Dictionary entry details
Sense 1
Meaning:
Small stuff that is used for lashing two or more ropes together
Classified under:
Nouns denoting man-made objects
Hypernyms ("seizing" is a kind of...):
small stuff (any light rope used on shipboard)
Sense 2
Meaning:
The act of gripping something firmly with the hands (or the tentacles)
Classified under:
Nouns denoting acts or actions
Synonyms:
grasping; prehension; seizing; taking hold
Hypernyms ("seizing" is a kind of...):
control (the activity of managing or exerting control over something)
Hyponyms (each of the following is a kind of "seizing"):
clasp; clench; clutch; clutches; grasp; grip; hold (the act of grasping)
Derivation:
seize (take hold of; grab)
Context examples
"If Mother was only at home!" exclaimed Jo, seizing the book, and feeling that Washington was an immense way off.
(Little Women, by Louisa May Alcott)
He glanced up at it, and then, to our amazement, he sprang from his rock, and, seizing Summerlee by the neck, he tilted his face into the air.
(The Lost World, by Sir Arthur Conan Doyle)
I had not a moment to lose, but seizing the hand of the old man, I cried, ‘Now is the time!
(Frankenstein, by Mary Wollstonecraft Shelley)
“You shall not stir,” cried the champion, seizing the inn-keeper in a convulsive grasp.
(The White Company, by Sir Arthur Conan Doyle)
Then seizing the shaving glass, he went on: And this is the wretched thing that has done the mischief.

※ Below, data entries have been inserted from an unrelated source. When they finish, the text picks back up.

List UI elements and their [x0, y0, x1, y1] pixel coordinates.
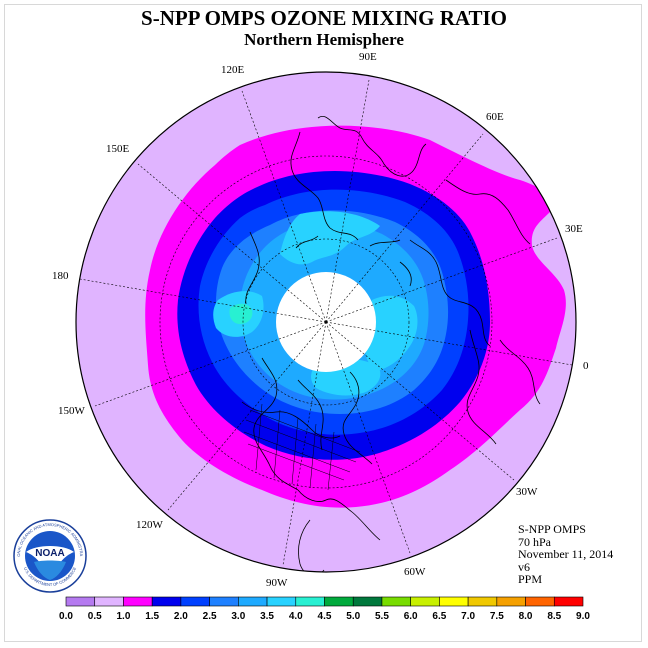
lon-label-150w: 150W: [58, 405, 86, 417]
page-frame: [4, 4, 642, 642]
lon-label-30e: 30E: [565, 223, 583, 235]
coastlines: [241, 116, 541, 572]
info-units: PPM: [518, 572, 543, 586]
info-pressure: 70 hPa: [518, 534, 551, 549]
lon-label-120e: 120E: [221, 64, 245, 76]
lon-label-0: 0: [583, 360, 589, 372]
logo-text: NOAA: [35, 548, 64, 559]
teal-spot: [229, 303, 253, 324]
lon-label-90e: 90E: [359, 51, 377, 63]
info-block: S-NPP OMPS 70 hPa November 11, 2014 v6 P…: [518, 523, 613, 586]
lon-label-60w: 60W: [404, 566, 426, 578]
noaa-logo: NOAA NATIONAL OCEANIC AND ATMOSPHERIC AD…: [12, 518, 87, 593]
map-title: S-NPP OMPS OZONE MIXING RATIO: [141, 6, 507, 30]
lon-label-120w: 120W: [136, 519, 164, 531]
lon-label-150e: 150E: [106, 143, 130, 155]
map-outline: [75, 71, 577, 573]
graticule: [79, 79, 573, 566]
info-date: November 11, 2014: [518, 547, 614, 561]
us-state-borders: [243, 403, 361, 491]
cyan-region: [280, 211, 380, 265]
lon-label-30w: 30W: [516, 486, 538, 498]
lon-label-90w: 90W: [266, 577, 288, 589]
info-version: v6: [518, 559, 530, 574]
longitude-labels: 90E 60E 30E 0 30W 60W 90W 120W 150W 180 …: [52, 51, 589, 589]
cyan-region-east: [365, 295, 418, 370]
map-subtitle: Northern Hemisphere: [244, 30, 404, 49]
ozone-field: [76, 72, 576, 572]
info-instrument: S-NPP OMPS: [518, 522, 586, 536]
lon-label-60e: 60E: [486, 111, 504, 123]
lon-label-180: 180: [52, 270, 69, 282]
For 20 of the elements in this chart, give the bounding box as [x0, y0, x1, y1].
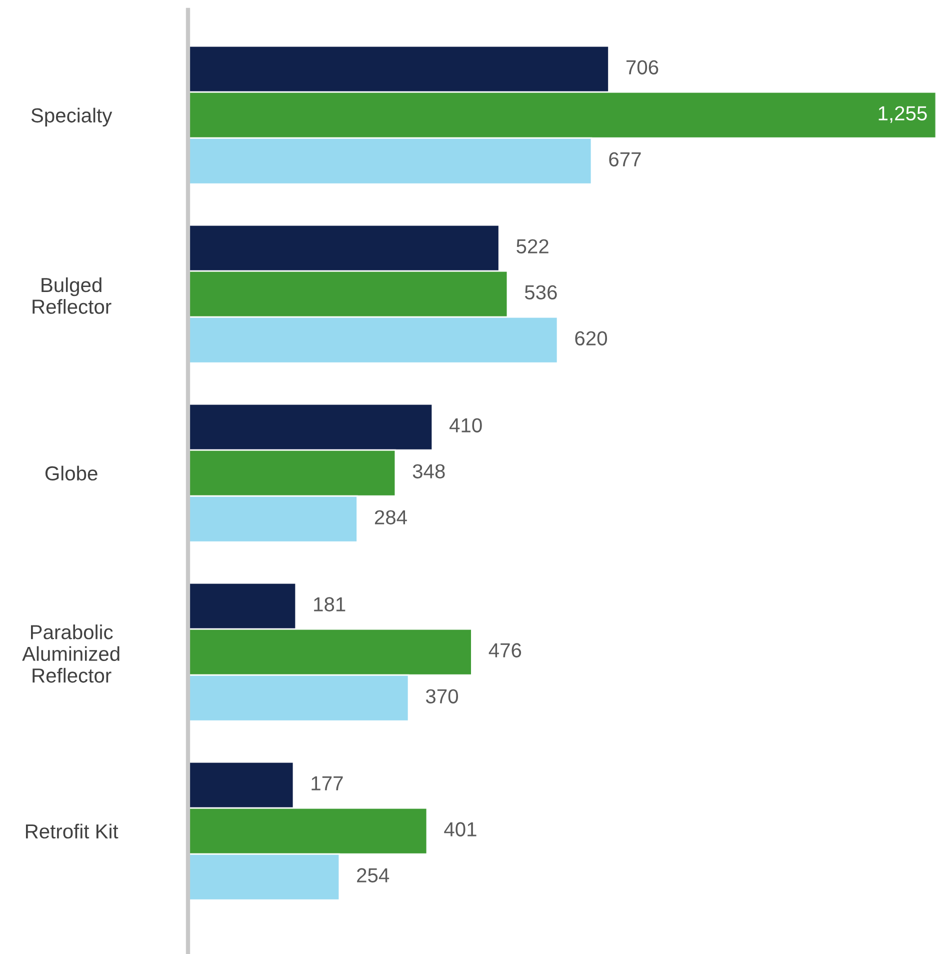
data-label: 370	[426, 689, 458, 704]
data-label: 181	[314, 597, 346, 612]
data-label: 536	[524, 285, 557, 300]
data-label: 410	[449, 418, 482, 432]
y-tick-label: Bulged Reflector	[32, 277, 112, 314]
data-label: 177	[312, 776, 343, 790]
data-label: 706	[626, 60, 658, 74]
data-label: 476	[488, 643, 522, 658]
y-tick-label: Globe	[45, 466, 98, 481]
data-label: 348	[412, 464, 445, 478]
data-label: 284	[374, 510, 407, 524]
data-label: 401	[444, 822, 476, 836]
data-label: 1,255	[878, 106, 927, 123]
y-tick-label: Parabolic Aluminized Reflector	[22, 624, 120, 683]
data-label: 522	[516, 239, 548, 254]
y-tick-label: Specialty	[31, 108, 112, 127]
y-tick-label: Retrofit Kit	[26, 824, 118, 839]
data-label: 677	[609, 152, 641, 166]
data-label: 254	[357, 868, 390, 882]
data-label: 620	[575, 331, 608, 346]
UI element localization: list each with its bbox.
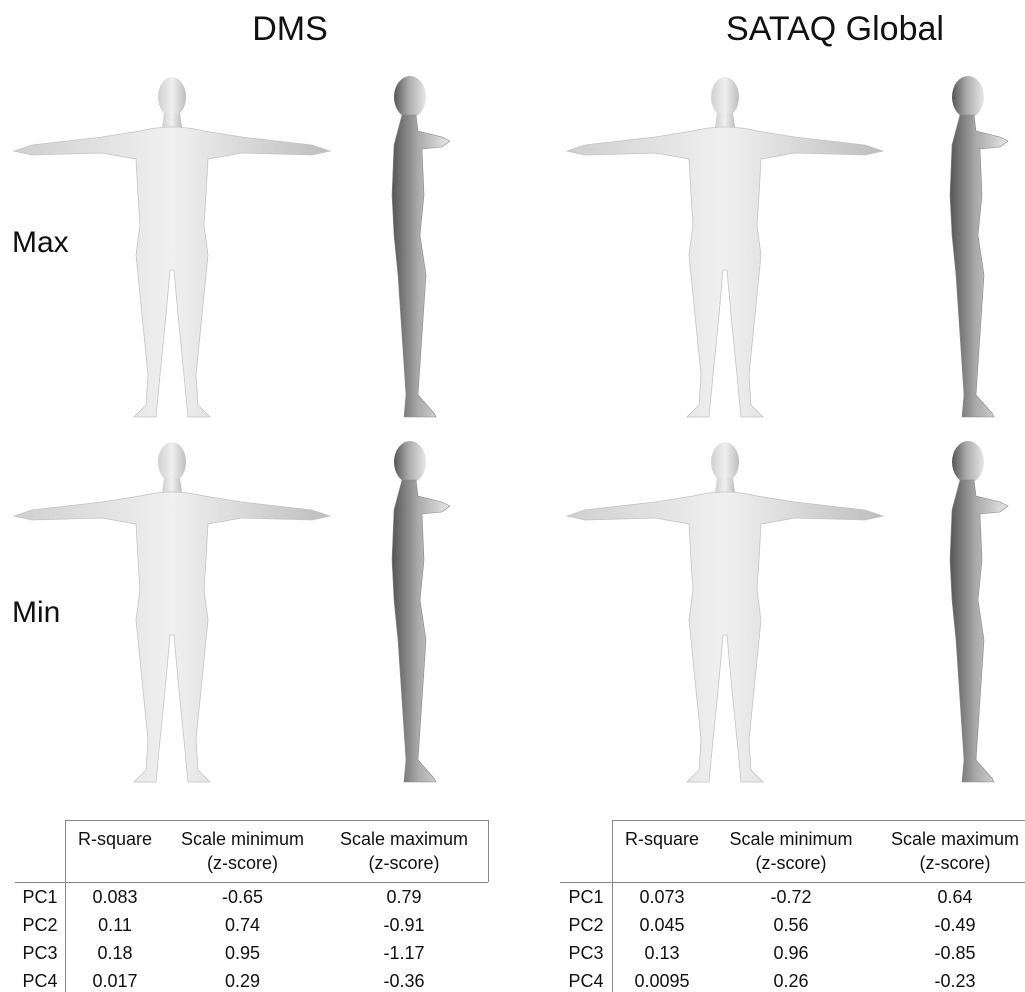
table-cell: -0.91	[320, 914, 488, 936]
table-cell: 0.045	[612, 914, 712, 936]
table-cell: 0.11	[65, 914, 165, 936]
panel-title: DMS	[252, 10, 328, 49]
table-border	[560, 882, 1025, 883]
body-front	[567, 442, 883, 782]
row-label: Max	[12, 226, 69, 260]
table-cell: 0.64	[870, 886, 1025, 908]
figure: {"panels": [ {"title": "DMS", "table": {…	[0, 0, 1025, 992]
table-border	[65, 820, 488, 821]
header-cell: (z-score)	[165, 852, 320, 874]
body-side	[950, 441, 1008, 782]
table-cell: -1.17	[320, 942, 488, 964]
table-cell: 0.79	[320, 886, 488, 908]
header-cell: Scale maximum	[870, 828, 1025, 850]
table-border	[612, 820, 1025, 821]
table-cell: 0.073	[612, 886, 712, 908]
row-header: PC4	[560, 970, 612, 992]
body-front	[567, 77, 883, 417]
table-cell: -0.72	[712, 886, 870, 908]
table-cell: -0.65	[165, 886, 320, 908]
table-cell: 0.56	[712, 914, 870, 936]
header-cell: Scale maximum	[320, 828, 488, 850]
table-cell: 0.18	[65, 942, 165, 964]
body-front	[14, 442, 330, 782]
table-cell: 0.0095	[612, 970, 712, 992]
table-border	[488, 820, 489, 882]
table-cell: 0.29	[165, 970, 320, 992]
table-cell: 0.95	[165, 942, 320, 964]
row-header: PC1	[560, 886, 612, 908]
row-header: PC2	[15, 914, 65, 936]
table-cell: 0.74	[165, 914, 320, 936]
panel-title: SATAQ Global	[726, 10, 944, 49]
row-label: Min	[12, 596, 60, 630]
table-cell: 0.96	[712, 942, 870, 964]
header-cell: (z-score)	[320, 852, 488, 874]
row-header: PC3	[560, 942, 612, 964]
body-side	[392, 76, 450, 417]
table-cell: -0.85	[870, 942, 1025, 964]
body-side	[392, 441, 450, 782]
row-header: PC4	[15, 970, 65, 992]
header-cell: (z-score)	[870, 852, 1025, 874]
row-header: PC1	[15, 886, 65, 908]
row-header: PC3	[15, 942, 65, 964]
table-cell: 0.26	[712, 970, 870, 992]
table-cell: 0.083	[65, 886, 165, 908]
header-cell: (z-score)	[712, 852, 870, 874]
header-cell: Scale minimum	[712, 828, 870, 850]
table-cell: 0.017	[65, 970, 165, 992]
table-cell: -0.36	[320, 970, 488, 992]
body-side	[950, 76, 1008, 417]
table-cell: -0.49	[870, 914, 1025, 936]
header-cell: Scale minimum	[165, 828, 320, 850]
table-cell: -0.23	[870, 970, 1025, 992]
row-header: PC2	[560, 914, 612, 936]
table-cell: 0.13	[612, 942, 712, 964]
header-cell: R-square	[65, 828, 165, 850]
header-cell: R-square	[612, 828, 712, 850]
table-border	[15, 882, 488, 883]
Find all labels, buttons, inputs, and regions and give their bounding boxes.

It is a foul bauble of man's vanity.
(Dracula, by Bram Stoker)
“Wot!” said the young man, seizing me by my jacket collar, with a frightful grin.
(David Copperfield, by Charles Dickens)
Seizing my pistol, I was rushing out, when my wife threw her arms round me and held me with convulsive strength.
(The Return of Sherlock Holmes, by Sir Arthur Conan Doyle)
Her fearful curiosity was every moment growing greater; and seizing, with trembling hands, the hasp of the lock, she resolved at all hazards to satisfy herself at least as to its contents.
(Northanger Abbey, by Jane Austen)
They starched two hundred white shirts, with a single gathering movement seizing a shirt so that the wristbands, neckband, yoke, and bosom protruded beyond the circling right hand.
(Martin Eden, by Jack London)
I recoiled before contemplation of that frightful death, and for a moment I entertained the wild idea of seizing Maud in my arms and leaping overboard.